A fugitive people within a nation is tyranny.

As lawmakers meet in Annapolis this month to examine possible reforms to the state’s criminal justice system, we hope they will take a hard look at a related issue as well: The plight of inmates who fall behind on their court-ordered child-support payments, which continue to accumulate while they’re behind bars and which leave them with crushing debts they cannot possibly pay off when they are eventually released. [“American Poverty: An American Criminal Subclass“}

That’s because inmates who are ordered by the courts to make child support payments that seem reasonable when they’re working lose those incomes — but not their obligation to pay — while they are incarcerated. The amounts in arrears can climb into the tens of thousands of dollars, and because these convicts emerge from prison saddled with a criminal record, it can be difficult, if not impossible, for them to find a job that allows them to pay off what they owe. All too easily, their involvement with the state’s child-support enforcement authorities can leave them with a lifetime of indebtedness.

The consequences for them and their children can be devastating. Sixty-five percent of the inmates in Maryland’s prisons are parents, and most of them want to participate in some way in their children’s upbringing. When they can’t, it’s likely to not only alienate them from their partners and children but also to compound the problems they face finding a job, getting an education and avoiding returning to a life of crime.

Some inmates come out of prison so overwhelmed by accumulated debt and shamed by their inability to pay that they are actually discouraged from contacting their families. Others feel the only way to meet their obligations is by selling the drugs that got them incarcerated in the first place. Both are inimical to policies aimed at enlisting the support of families in the re-entry process.

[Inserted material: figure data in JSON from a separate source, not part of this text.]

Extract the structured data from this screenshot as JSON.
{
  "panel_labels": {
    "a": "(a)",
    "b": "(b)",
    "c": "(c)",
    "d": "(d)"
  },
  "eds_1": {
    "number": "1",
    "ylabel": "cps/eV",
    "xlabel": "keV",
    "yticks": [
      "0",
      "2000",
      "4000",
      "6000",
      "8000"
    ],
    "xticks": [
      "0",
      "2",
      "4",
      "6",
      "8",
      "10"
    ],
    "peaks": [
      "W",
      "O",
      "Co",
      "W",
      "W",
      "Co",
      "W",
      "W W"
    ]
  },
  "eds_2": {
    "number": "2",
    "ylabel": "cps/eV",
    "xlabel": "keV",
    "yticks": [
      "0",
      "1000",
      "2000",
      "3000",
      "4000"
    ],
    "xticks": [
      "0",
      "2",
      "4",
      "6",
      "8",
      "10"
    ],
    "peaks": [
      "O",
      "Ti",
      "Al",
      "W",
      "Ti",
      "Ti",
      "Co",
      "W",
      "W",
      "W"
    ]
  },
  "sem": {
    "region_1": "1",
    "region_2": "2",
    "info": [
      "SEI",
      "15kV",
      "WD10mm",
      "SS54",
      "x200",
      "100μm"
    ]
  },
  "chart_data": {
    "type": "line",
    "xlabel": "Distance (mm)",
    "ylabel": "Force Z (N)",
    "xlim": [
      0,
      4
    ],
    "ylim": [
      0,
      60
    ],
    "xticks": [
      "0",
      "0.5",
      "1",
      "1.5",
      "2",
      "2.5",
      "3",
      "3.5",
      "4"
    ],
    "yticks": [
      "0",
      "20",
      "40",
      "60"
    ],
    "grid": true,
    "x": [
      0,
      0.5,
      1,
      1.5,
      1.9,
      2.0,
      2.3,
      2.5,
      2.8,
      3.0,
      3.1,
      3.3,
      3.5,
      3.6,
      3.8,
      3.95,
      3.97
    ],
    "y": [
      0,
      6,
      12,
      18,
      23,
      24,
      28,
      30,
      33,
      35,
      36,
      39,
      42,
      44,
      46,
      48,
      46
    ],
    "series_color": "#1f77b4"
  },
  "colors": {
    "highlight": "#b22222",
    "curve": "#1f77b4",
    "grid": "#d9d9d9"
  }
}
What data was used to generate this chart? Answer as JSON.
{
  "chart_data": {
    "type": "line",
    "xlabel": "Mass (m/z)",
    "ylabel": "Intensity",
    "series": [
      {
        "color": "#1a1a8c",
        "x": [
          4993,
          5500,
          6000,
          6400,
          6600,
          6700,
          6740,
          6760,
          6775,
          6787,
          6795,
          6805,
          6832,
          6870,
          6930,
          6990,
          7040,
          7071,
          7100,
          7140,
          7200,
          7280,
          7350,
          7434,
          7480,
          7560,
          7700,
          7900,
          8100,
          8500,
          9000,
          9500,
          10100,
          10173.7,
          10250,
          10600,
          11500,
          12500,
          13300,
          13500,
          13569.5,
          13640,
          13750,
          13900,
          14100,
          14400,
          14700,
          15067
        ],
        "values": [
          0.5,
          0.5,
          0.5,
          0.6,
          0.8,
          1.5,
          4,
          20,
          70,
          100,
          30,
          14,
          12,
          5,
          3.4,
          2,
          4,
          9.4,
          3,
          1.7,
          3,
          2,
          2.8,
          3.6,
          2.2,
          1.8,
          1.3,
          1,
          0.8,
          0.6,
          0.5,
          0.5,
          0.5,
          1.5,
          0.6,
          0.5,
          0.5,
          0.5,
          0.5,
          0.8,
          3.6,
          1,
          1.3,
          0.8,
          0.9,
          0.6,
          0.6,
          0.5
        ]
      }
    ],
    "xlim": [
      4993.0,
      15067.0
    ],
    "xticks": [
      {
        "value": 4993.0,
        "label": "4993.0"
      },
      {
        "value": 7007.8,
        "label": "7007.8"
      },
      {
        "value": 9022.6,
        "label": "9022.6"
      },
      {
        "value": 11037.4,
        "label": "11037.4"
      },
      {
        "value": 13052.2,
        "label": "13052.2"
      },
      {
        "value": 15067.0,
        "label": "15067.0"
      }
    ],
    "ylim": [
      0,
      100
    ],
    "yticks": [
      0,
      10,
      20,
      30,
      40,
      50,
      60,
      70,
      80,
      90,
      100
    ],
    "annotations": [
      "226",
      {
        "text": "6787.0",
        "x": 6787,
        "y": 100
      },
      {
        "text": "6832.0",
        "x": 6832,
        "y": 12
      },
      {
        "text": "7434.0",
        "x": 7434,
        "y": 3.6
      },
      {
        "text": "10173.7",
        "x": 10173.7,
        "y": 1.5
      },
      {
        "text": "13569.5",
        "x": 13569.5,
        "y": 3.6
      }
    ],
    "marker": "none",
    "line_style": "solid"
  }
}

The federal government and some states, including Maryland, have explored pilot re-entry programs that match up newly released inmates with service providers, such as the Center for Urban Families in Baltimore, that offer temporary housing as well as job training and employment counseling. But such programs are small compared to the need. States must begin focusing on preparing incarcerated parents for release earlier and helping them navigate child-support issues so they don’t emerge from prison thousands of dollars in arrears with little prospect of ever paying such sums off.

In Maryland, custodial parents are entitled to collect child support even when the non-custodial parent is incarcerated. If an inmate can’t pay, and if the family is eligible for public assistance, the state pays an equivalent amount to the custodial parent, then seeks to recover the funds upon the incarcerated parent’s release.

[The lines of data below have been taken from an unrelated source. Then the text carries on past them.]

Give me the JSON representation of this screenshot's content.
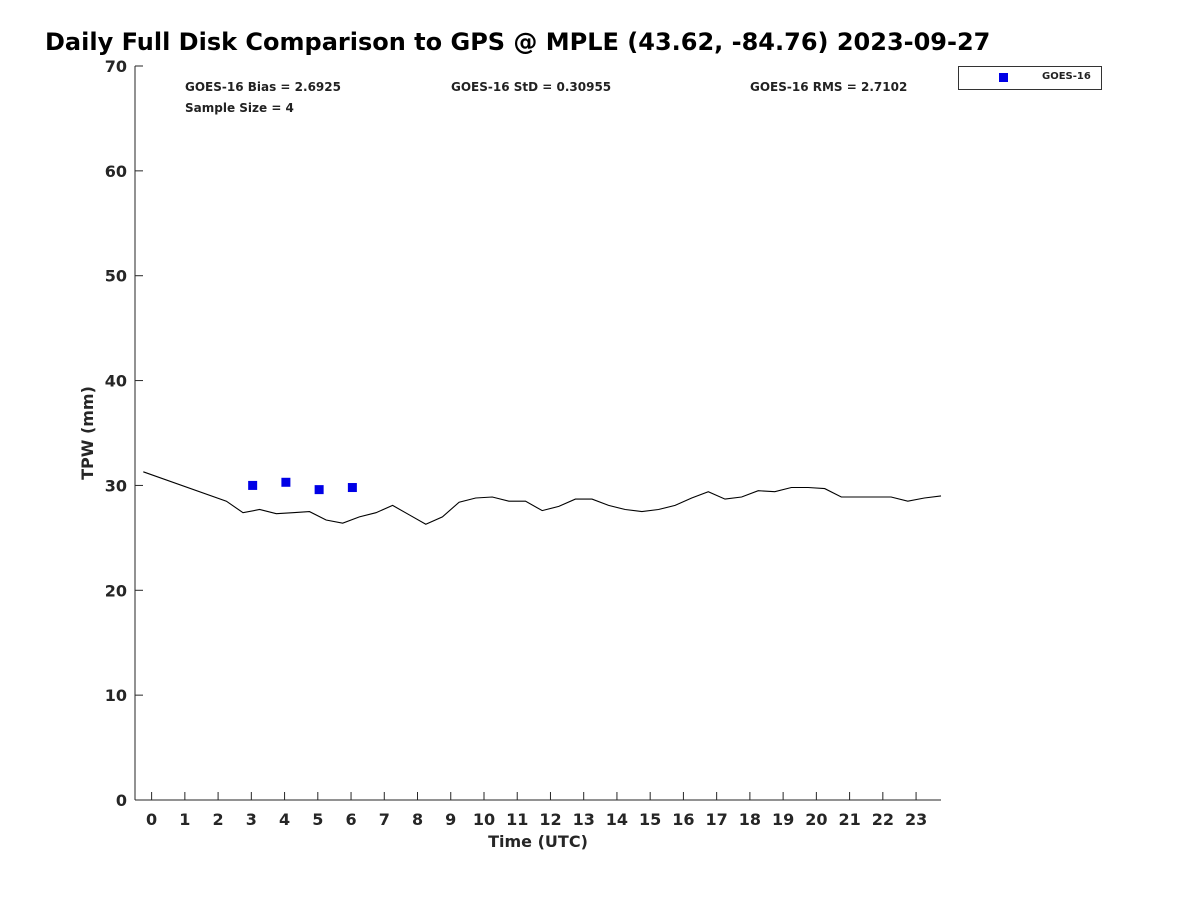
{
  "title": "Daily Full Disk Comparison to GPS @ MPLE (43.62, -84.76) 2023-09-27",
  "stats": {
    "bias": "GOES-16 Bias = 2.6925",
    "std": "GOES-16 StD = 0.30955",
    "rms": "GOES-16 RMS = 2.7102",
    "sample": "Sample Size = 4"
  },
  "legend": {
    "label": "GOES-16",
    "color": "#0000e6"
  },
  "chart_data": {
    "type": "scatter",
    "title": "Daily Full Disk Comparison to GPS @ MPLE (43.62, -84.76) 2023-09-27",
    "xlabel": "Time (UTC)",
    "ylabel": "TPW (mm)",
    "xlim": [
      -0.5,
      23.75
    ],
    "ylim": [
      0,
      70
    ],
    "xticks": [
      "0",
      "1",
      "2",
      "3",
      "4",
      "5",
      "6",
      "7",
      "8",
      "9",
      "10",
      "11",
      "12",
      "13",
      "14",
      "15",
      "16",
      "17",
      "18",
      "19",
      "20",
      "21",
      "22",
      "23"
    ],
    "yticks": [
      "0",
      "10",
      "20",
      "30",
      "40",
      "50",
      "60",
      "70"
    ],
    "grid": false,
    "legend_position": "outside-top-right",
    "series": [
      {
        "name": "GOES-16",
        "kind": "scatter",
        "color": "#0000e6",
        "x": [
          3.04,
          4.04,
          5.04,
          6.04
        ],
        "y": [
          30.0,
          30.3,
          29.6,
          29.8
        ]
      },
      {
        "kind": "line",
        "color": "#000000",
        "x": [
          -0.25,
          2.25,
          2.75,
          3.25,
          3.75,
          4.25,
          4.75,
          5.25,
          5.75,
          6.25,
          6.75,
          7.25,
          7.75,
          8.25,
          8.75,
          9.25,
          9.75,
          10.25,
          10.75,
          11.25,
          11.75,
          12.25,
          12.75,
          13.25,
          13.75,
          14.25,
          14.75,
          15.25,
          15.75,
          16.25,
          16.75,
          17.25,
          17.75,
          18.25,
          18.75,
          19.25,
          19.75,
          20.25,
          20.75,
          21.25,
          21.75,
          22.25,
          22.75,
          23.25,
          23.75
        ],
        "y": [
          31.3,
          28.5,
          27.4,
          27.7,
          27.3,
          27.4,
          27.5,
          26.7,
          26.4,
          27.0,
          27.4,
          28.1,
          27.2,
          26.3,
          27.0,
          28.4,
          28.8,
          28.9,
          28.5,
          28.5,
          27.6,
          28.0,
          28.7,
          28.7,
          28.1,
          27.7,
          27.5,
          27.7,
          28.1,
          28.8,
          29.4,
          28.7,
          28.9,
          29.5,
          29.4,
          29.8,
          29.8,
          29.7,
          28.9,
          28.9,
          28.9,
          28.9,
          28.5,
          28.8,
          29.0
        ]
      }
    ]
  }
}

Under a law passed in 2012, state authorities can temporarily reduce or suspend inmates’ financial obligations while they’re in prison. But they can’t alter the terms of a child support order issued by the courts to reflect an inmate’s reduced earning capacity while locked up, nor can they forgive accumulated debt that is owed directly to a custodial parent rather than to the state. [“Unemployment, Child Support & Bradley Law“; “Bradley Law and Real Justice“; “The Bradley Amendment Child Support Mess“; “New Legal Research Available on Bradley Amendment“]

Nevertheless, Maryland could significantly ease inmates’ re-entry into society if its laws allowed child support officials to modify child support orders to reflect inmates’ actual earning power on release. The state already has a debt abatement program that allows inmates have their cumulative debt reduced by half if they make their support payments on time for 12 straight months; if they continue doing so for 12 more months the state can forgive entire amount remaining in arrears.

That represents progress, but it doesn’t take into account the fact that most recently incarcerated parents still won’t earn enough to make regular payments at the same level that was set based on their earning power before they went to prison. So they fall behind on their payments again and the vicious cycle of debt accumulation resumes.

Lawmakers could address this problem by authorizing The Department of Human Resources to modify court-ordered child support payments to make them more accurately reflect the current earning power of recently released inmates. That simple change would allow many more inmates to pay off what they owe the state as reimbursement for public assistance to their families, but leave undisturbed payments owed directly to a non-custodial parent. Moreover, it would cost the state relatively little to forgive debts that, in any case, stood very little chance of ever being collected.

Critics may charge that such a plan amounts to a free ride for deadbeat dads and moms. It isn’t. Rather, it’s simply a recognition that most people in Maryland’s prisons are poor and that saddling them with mountains of debt for unpaid child support is counterproductive. Nationwide, four out of 10 single parents live below the poverty line. Nobody’s is going to get rich because of a change in the law that acknowledges that reality. It’s in everyone’s interest to bring parents recently released from prison out of the shadows so they can begin to fulfill their obligations to their families and their communities.